ROMEO AND JULIET
Belgrade Theatre, Coventry, Tuesday 20th June, 2017
The consistently excellent Oddsocks Productions revisits Shakespeare’s tragedy of star-cross’d lovers, this time giving it a mods and rockers setting. There is more of Brighton than Verona and, in keeping with the company’s fun-loving style, it works extremely well. The two households are divided by musical differences; the Montagues are the mods, the Capulets the rockers, and the audience is also divided along these lines for a running joke of participation that, instead of becoming more tired as the play goes on, becomes more hilarious.
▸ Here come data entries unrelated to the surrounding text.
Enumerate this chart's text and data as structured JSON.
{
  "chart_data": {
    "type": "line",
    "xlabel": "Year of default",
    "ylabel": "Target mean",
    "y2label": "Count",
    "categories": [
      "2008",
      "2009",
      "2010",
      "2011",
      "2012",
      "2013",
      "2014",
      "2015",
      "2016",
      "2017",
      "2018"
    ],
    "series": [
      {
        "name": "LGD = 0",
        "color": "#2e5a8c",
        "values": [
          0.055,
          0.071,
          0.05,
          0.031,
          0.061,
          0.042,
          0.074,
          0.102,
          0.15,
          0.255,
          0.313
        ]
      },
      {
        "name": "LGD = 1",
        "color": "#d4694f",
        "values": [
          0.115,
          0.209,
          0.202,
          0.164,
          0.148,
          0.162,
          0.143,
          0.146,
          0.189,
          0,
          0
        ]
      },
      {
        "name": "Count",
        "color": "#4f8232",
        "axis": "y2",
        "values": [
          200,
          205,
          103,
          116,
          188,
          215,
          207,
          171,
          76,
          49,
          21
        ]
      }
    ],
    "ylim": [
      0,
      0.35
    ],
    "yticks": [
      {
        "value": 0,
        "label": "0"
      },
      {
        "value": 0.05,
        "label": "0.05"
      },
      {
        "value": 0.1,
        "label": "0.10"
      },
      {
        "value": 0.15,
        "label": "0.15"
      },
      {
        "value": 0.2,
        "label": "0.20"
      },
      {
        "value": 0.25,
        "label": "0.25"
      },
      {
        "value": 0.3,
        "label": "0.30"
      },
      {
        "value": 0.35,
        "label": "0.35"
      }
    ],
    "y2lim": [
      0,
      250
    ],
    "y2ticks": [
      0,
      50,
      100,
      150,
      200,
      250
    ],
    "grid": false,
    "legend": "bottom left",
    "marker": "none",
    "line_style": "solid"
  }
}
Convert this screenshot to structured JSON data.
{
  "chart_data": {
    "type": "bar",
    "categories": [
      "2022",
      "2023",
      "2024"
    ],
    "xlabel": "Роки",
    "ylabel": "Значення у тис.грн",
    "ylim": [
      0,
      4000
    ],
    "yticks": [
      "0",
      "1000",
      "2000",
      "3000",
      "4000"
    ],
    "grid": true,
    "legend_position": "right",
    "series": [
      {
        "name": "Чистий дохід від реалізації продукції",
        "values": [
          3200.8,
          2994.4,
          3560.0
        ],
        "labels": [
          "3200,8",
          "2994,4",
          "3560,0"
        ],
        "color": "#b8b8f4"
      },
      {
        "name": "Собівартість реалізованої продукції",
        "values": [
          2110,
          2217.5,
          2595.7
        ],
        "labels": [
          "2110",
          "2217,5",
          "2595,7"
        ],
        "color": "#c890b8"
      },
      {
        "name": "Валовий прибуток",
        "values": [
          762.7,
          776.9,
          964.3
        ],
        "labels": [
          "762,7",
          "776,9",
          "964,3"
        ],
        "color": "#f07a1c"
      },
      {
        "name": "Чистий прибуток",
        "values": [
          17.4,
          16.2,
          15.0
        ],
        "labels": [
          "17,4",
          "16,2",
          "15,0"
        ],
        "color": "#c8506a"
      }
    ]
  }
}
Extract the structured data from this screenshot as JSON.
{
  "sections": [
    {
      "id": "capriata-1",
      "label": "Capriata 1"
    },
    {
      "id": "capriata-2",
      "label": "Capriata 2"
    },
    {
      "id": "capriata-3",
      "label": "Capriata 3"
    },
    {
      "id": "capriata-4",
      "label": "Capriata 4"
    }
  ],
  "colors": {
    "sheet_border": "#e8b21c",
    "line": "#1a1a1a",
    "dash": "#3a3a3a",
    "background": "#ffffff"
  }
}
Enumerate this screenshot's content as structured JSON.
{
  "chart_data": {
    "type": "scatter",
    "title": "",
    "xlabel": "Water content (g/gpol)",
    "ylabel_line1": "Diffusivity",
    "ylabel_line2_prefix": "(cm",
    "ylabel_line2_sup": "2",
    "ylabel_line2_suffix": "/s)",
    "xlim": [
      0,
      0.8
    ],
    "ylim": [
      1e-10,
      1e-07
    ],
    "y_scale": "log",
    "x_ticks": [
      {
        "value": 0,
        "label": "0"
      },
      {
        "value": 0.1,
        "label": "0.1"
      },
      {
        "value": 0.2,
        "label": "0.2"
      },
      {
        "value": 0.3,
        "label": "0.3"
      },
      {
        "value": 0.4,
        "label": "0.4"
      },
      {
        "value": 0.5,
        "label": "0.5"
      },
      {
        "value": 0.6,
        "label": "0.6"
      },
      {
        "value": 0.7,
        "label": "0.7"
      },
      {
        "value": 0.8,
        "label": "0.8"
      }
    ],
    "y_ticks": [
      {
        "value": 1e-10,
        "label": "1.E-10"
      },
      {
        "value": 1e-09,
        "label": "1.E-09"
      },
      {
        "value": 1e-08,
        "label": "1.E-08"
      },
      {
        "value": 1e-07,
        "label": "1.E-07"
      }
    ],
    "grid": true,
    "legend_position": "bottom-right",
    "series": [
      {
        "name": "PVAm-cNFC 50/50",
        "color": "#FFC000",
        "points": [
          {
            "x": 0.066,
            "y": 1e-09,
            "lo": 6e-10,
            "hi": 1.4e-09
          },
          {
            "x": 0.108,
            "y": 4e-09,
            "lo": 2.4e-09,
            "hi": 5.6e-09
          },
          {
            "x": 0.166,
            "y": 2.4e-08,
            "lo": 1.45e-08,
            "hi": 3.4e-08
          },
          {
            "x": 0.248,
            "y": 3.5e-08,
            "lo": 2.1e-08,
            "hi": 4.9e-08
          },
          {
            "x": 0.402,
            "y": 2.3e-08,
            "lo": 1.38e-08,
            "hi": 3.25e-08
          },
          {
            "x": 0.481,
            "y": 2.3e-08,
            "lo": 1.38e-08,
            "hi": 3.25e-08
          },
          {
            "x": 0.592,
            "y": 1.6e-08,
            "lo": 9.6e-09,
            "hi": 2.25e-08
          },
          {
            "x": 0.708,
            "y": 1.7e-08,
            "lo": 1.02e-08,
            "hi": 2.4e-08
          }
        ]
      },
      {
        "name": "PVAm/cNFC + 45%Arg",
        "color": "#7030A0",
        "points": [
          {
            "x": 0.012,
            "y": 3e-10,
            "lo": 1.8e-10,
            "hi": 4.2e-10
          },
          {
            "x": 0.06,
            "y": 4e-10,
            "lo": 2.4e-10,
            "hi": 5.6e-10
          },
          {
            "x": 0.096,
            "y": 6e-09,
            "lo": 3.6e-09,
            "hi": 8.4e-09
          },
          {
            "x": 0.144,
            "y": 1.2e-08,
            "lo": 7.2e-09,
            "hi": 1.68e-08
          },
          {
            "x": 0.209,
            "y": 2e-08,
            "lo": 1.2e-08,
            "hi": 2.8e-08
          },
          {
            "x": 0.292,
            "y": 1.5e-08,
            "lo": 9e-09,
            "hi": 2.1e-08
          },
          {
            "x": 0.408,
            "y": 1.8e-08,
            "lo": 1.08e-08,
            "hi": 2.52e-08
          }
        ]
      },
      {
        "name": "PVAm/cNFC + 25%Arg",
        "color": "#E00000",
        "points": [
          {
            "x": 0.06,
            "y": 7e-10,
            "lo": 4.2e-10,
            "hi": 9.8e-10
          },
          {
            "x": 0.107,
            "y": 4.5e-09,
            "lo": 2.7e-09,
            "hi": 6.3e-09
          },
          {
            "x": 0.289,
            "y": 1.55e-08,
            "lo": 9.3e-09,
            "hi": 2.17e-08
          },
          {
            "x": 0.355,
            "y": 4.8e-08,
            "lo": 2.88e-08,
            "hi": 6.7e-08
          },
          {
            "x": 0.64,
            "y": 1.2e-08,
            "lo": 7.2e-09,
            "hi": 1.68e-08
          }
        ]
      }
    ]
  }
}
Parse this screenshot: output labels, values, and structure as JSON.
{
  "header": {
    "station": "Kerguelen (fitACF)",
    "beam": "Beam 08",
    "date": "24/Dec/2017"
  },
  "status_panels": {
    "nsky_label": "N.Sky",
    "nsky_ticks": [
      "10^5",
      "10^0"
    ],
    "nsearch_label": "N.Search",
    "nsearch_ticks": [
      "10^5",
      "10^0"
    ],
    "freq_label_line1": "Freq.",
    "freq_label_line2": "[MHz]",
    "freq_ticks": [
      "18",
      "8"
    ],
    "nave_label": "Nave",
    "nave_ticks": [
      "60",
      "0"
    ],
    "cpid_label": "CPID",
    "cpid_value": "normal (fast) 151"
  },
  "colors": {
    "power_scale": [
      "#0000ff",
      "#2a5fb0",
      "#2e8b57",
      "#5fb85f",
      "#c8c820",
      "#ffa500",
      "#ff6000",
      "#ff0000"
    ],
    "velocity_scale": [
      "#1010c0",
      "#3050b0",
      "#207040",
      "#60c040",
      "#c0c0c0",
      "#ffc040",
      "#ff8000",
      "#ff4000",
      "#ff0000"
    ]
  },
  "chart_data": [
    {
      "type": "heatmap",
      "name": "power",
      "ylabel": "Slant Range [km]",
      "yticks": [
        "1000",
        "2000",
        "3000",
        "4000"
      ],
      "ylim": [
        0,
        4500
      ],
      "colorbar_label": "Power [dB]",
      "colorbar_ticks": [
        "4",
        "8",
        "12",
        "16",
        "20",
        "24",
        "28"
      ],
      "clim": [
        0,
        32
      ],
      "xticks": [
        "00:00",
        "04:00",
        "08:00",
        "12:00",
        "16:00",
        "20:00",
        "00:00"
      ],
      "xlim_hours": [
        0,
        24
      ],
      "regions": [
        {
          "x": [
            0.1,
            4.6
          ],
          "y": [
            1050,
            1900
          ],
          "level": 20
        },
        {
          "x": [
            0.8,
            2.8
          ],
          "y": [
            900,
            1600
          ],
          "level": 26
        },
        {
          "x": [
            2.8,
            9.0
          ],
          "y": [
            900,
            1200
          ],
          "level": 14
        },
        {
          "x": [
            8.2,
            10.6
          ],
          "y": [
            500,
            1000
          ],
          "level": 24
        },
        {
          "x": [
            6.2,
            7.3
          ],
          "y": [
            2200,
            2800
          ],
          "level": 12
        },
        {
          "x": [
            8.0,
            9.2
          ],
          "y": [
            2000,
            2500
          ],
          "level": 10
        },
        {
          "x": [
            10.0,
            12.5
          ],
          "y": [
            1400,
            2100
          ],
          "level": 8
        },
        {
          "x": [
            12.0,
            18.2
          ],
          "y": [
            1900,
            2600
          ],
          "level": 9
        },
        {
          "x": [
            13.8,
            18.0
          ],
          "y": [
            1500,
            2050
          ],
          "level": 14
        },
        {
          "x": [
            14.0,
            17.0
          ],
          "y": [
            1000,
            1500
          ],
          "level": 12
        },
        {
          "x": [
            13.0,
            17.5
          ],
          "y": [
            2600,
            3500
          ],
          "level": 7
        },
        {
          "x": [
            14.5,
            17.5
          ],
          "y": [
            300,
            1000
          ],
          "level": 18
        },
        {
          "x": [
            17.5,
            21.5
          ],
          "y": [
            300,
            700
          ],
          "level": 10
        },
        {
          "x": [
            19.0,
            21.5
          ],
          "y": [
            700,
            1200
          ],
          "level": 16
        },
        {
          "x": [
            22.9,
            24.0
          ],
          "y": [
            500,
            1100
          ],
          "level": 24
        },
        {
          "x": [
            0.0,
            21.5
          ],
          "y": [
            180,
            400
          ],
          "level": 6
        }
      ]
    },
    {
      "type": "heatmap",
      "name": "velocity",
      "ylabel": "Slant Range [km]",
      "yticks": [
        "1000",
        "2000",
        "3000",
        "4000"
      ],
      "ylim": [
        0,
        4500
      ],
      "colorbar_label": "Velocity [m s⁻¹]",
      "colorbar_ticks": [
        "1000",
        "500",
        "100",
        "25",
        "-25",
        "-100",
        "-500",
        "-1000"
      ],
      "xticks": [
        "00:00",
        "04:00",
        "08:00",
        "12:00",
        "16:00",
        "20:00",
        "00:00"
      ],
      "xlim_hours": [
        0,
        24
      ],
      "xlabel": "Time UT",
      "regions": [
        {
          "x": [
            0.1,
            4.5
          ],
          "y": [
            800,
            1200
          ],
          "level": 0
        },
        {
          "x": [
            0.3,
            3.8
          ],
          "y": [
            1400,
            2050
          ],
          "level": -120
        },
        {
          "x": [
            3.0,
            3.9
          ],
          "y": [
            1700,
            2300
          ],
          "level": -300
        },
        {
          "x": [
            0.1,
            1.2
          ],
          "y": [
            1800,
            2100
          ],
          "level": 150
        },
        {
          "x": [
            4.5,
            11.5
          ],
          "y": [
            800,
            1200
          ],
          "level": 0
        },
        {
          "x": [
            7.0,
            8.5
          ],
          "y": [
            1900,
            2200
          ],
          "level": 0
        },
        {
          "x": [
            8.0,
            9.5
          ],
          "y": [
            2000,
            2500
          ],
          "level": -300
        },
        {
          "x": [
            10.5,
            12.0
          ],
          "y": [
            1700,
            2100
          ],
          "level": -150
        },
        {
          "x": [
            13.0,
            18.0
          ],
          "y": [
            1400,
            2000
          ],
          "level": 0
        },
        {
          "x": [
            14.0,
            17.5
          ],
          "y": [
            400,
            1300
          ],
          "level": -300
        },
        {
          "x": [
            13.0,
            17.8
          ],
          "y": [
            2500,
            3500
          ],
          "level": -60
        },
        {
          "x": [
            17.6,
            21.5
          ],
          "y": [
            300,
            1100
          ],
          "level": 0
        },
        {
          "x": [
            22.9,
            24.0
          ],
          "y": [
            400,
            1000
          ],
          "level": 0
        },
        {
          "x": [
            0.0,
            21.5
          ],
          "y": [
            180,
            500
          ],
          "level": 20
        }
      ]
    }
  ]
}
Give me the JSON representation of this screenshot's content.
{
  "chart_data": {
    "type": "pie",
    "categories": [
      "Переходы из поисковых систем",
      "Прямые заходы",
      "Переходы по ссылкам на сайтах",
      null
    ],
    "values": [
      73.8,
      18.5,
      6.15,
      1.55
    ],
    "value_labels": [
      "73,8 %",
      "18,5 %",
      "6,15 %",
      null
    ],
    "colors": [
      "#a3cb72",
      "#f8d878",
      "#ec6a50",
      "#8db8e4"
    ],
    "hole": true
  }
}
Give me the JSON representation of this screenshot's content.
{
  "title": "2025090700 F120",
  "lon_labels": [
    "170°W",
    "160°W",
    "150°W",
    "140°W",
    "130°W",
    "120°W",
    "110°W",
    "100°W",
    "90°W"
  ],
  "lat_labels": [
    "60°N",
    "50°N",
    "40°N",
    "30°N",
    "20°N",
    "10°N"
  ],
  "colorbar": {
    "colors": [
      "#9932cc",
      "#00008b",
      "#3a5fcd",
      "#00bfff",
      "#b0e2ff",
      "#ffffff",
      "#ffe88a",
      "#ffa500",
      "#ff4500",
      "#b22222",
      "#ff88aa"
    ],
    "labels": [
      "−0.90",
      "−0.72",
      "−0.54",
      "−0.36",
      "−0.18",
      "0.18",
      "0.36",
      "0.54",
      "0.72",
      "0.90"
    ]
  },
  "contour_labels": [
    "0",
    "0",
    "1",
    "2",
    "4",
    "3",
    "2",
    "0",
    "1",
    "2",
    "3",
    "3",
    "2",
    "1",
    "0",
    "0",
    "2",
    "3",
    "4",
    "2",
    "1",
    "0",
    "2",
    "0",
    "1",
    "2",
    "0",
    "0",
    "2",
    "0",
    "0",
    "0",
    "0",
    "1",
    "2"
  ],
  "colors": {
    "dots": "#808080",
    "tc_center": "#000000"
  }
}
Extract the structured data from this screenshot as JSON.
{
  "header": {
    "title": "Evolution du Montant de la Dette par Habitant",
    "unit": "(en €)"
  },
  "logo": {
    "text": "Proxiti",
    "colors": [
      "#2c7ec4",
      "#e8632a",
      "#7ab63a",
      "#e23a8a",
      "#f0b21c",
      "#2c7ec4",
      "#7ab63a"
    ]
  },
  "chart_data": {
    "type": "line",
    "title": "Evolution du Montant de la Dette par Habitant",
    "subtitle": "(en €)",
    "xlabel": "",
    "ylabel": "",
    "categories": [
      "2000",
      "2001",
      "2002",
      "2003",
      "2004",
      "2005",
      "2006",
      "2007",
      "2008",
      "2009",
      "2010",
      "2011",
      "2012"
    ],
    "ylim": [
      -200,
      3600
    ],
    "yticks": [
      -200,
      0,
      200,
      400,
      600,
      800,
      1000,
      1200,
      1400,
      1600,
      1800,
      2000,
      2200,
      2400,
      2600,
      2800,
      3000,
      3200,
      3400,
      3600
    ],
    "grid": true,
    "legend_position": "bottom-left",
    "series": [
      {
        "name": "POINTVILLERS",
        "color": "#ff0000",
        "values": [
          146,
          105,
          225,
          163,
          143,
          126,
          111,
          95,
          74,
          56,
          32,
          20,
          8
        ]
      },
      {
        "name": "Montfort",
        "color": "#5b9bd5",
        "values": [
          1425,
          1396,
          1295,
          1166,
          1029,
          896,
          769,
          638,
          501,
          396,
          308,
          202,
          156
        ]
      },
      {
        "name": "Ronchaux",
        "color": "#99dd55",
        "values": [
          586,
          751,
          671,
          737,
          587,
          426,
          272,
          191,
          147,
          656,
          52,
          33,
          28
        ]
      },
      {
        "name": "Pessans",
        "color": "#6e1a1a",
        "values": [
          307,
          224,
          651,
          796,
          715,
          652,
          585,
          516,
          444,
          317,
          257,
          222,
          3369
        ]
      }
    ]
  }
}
Director and resident genius Andy Barrow appears as both Capulet, a pot-bellied Black Country rocker, and a bandana-sporting, sneering Tybalt. At one point he is called upon to argue with himself behind the bar of the Capulets’ Cavern of Rock – just one of the many highlights that exhibit the man’s comic superpowers. This is also the first time I’ve heard a rendition of ‘Black Betty’ in a Shakespeare production. Barrow is generous is sharing the laughs out among the rest of his cast of six, a group that comprises familiar faces and new recruits.
Returning favourites include Rebecca Little as the Nurse – another of her remarkable characterisations, distilling the essence of the Shakespearean model and blending it with Oddsocks energy. It is remarkable how the moment can turn, and knockabout antics suddenly become heartfelt. I’ve said it before, many times, this is what Oddsocks does so brilliantly: giving us a lot of fun but remaining true to the spirit of the play. Every now and then Shakespeare asserts himself and the drama comes to the fore. One such moment tonight is the fight between Tybalt and Mercutio (Alexander Bean). It’s all fun and games until someone loses a kinsman. Cartoon, slapstick violence is suddenly deadly serious. Kudos to fight director Ian Stapleton!
Also back for more is the marvellous Gavin Harrison as Benvolio, in parka and pork pie hat, and ‘Jimmy Paris’ a Rockstar guitarist. Harrison is fast becoming a fixture in this company – they’d be hard pressed to find anyone to better him.
Newcomer Alexander Bean’s Mercutio surprises us with the sudden beauty of the Queen Mab speech, and his West Indian Friar Laurence is a deadpan delight. The rhythms of Shakespeare’s verse fits many accents – Oddsocks certainly puts that to the test!
Also new are the eponymous lovers. Pippa Lewis’s rock chick Juliet is wonderfully immature and, unbelievably, credible! She also plays a mean saxophone. Good-looking Matthew Burns is a great find as Romeo, moody, volatile and very funny.
This tight ensemble all play instruments and sing. Oddsocks productions of late have become musicals, interpolating hits of yesteryear (and sometimes of the present day!) into the action. The choices are always spot on. And never more than at the end, when the stage is littered with bodies and Benvolio leads a rendition of ‘Enjoy Yourself, it’s later than you think’.
Bloody bonkers and bloody brilliant.